You need to add health and education cess at the rate of 4% to the tax arrived at step-3. After adding health and education cess tax liability for Mr X is Rs 2,31,400 (Rs 2,22,500+Rs 8900).
Please remember, if your net agricultural profit is Rs 5,000 during the financial year, then it’s exempted from tax and you need not aggregate it with your other income to calculate tax. However, for disclosure purpose, you need to show it in your ITR.
You are also required to charge surcharge if its applicable. In our case it’s not applicable to Mr X.
Example – 2
Mr Y who is 40 Years old has provided following details;
- Profit from business – Rs 6,00,000
- Agricultural income – Rs 1,00,000
- Life insurance premium paid – Rs 50,000
Let us calculate tax liability of Mr Y.
Step 1:- business profit + agricultural profit = Rs 6,00,000+Rs 1,00,000 = Rs 7,00,000.

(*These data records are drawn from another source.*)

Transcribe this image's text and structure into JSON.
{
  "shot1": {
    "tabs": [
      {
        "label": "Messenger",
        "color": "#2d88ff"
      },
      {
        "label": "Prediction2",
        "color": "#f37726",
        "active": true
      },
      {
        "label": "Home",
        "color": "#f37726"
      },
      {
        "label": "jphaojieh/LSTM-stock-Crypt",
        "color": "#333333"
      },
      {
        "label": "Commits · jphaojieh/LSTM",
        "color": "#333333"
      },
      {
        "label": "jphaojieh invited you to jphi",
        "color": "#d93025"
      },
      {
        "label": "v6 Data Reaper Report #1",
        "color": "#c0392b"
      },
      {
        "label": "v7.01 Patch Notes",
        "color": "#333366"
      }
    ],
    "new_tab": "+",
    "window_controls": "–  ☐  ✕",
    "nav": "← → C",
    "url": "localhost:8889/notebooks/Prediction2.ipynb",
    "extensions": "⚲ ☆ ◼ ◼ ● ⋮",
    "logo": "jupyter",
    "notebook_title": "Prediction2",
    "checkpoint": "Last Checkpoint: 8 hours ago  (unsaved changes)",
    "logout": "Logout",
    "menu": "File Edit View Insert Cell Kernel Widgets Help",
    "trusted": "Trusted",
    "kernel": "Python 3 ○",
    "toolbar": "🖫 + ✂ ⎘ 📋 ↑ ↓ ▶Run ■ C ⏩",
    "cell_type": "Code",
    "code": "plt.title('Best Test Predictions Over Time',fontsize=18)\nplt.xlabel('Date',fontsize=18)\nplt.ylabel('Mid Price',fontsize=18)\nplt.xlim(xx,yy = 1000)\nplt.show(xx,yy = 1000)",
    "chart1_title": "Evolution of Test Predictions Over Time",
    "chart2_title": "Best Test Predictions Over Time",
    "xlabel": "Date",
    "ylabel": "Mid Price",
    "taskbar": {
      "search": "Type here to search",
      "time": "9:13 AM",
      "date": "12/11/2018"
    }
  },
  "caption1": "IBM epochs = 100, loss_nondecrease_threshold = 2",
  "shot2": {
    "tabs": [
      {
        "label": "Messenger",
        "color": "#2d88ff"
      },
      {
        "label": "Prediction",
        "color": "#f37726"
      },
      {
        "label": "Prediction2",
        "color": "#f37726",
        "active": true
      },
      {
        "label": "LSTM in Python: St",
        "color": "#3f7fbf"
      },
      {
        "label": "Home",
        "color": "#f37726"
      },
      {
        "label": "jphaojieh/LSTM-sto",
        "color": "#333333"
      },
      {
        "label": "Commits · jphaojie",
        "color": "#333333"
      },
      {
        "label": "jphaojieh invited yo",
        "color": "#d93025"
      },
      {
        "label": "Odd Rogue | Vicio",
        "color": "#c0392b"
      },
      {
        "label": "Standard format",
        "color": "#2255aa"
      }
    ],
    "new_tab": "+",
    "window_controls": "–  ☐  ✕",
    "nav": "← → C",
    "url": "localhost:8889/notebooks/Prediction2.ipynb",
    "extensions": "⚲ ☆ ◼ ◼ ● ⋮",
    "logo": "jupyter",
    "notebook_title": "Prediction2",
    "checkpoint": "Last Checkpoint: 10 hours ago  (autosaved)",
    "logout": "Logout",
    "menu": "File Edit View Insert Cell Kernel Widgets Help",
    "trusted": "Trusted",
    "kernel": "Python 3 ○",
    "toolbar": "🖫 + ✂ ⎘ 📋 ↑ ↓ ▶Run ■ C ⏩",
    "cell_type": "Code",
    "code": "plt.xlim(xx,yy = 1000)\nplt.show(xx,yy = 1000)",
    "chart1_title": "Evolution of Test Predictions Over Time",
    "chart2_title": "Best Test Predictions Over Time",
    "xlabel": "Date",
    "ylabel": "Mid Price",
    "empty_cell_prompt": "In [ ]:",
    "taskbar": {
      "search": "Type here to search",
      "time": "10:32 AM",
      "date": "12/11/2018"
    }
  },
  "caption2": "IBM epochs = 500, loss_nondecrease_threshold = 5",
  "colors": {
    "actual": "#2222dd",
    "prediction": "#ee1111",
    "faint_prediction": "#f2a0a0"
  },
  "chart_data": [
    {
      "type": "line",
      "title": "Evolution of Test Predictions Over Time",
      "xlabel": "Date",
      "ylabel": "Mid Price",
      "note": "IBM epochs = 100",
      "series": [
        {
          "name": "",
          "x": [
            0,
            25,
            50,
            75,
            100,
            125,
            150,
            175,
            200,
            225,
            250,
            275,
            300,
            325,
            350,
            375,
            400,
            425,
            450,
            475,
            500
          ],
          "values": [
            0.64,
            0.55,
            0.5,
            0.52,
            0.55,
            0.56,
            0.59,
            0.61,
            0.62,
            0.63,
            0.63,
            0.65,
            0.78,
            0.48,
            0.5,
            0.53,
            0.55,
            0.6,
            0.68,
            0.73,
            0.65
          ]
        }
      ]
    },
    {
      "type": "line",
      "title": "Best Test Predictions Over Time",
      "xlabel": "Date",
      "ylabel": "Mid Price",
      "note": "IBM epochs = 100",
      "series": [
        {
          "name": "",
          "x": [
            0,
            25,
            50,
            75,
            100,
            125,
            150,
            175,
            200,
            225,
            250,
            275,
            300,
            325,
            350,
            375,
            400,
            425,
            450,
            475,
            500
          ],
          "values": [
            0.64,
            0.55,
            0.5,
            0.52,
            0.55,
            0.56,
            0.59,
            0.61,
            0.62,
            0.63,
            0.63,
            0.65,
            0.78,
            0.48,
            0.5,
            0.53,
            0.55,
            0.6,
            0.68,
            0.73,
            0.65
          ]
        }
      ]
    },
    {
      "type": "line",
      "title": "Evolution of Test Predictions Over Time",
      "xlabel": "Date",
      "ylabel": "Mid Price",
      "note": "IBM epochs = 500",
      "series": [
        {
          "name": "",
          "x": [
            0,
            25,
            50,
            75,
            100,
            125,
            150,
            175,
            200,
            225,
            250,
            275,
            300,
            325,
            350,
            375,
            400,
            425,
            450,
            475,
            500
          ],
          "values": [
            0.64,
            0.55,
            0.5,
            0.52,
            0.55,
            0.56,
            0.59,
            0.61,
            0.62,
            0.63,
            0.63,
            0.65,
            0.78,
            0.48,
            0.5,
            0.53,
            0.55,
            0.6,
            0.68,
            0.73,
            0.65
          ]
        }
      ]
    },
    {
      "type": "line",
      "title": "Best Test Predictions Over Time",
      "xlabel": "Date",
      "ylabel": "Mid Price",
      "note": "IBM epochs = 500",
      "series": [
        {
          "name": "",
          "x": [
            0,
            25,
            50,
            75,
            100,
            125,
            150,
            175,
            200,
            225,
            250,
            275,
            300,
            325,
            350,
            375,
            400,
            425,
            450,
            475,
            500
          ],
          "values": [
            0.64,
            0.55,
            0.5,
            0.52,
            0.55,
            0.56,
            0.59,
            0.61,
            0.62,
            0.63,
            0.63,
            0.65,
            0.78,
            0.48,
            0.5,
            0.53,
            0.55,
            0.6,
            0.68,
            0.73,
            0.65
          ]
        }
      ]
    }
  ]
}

Step 2 :- Tax on Rs 7,00,000 = Rs 12,500 + 20% x (Rs 7,00,000 – Rs 5,00,000) = Rs 52,500.
Step 3 :- agricultural profit + basic exemption limit = Rs 1,00,000 + Rs 2,50,000 = Rs 3,50,000
Step 4 :- Tax on Rs 3,50,000 = 5% x (Rs 3,50,000 – Rs 2,50,000) = Rs 5,000.
Step 5 :- Step 2 minus step 4 = Rs 52,500 – Rs 5,000 = Rs 47,500.
Step 6 :- Charge health and education cess at the rate of 4% on step 5 = Rs 47500 x 4% = Rs 1,900
Step 7 :- Net tax payable = Step 5 + Step 6 = Rs 47,500 + Rs 1,900 = Rs 49,400.
If the net results of computation of agricultural income/profit from various sources is a loss, then the loss will be disregarded and the net agricultural income of the assessee shall be taken as nil.
The net income will always be rounded off to the nearest multiple of Rs 10.
If non agricultural profit does not exceed the basic exemption limit, then aggregation should not be done.
For instance, if profit from business is Rs 1,00,000 and agricultural income is Rs 80,00,000, the aggregation is not applicable as profit from business does not exceed the basic exemption limit of the current financial year in which such income is derived.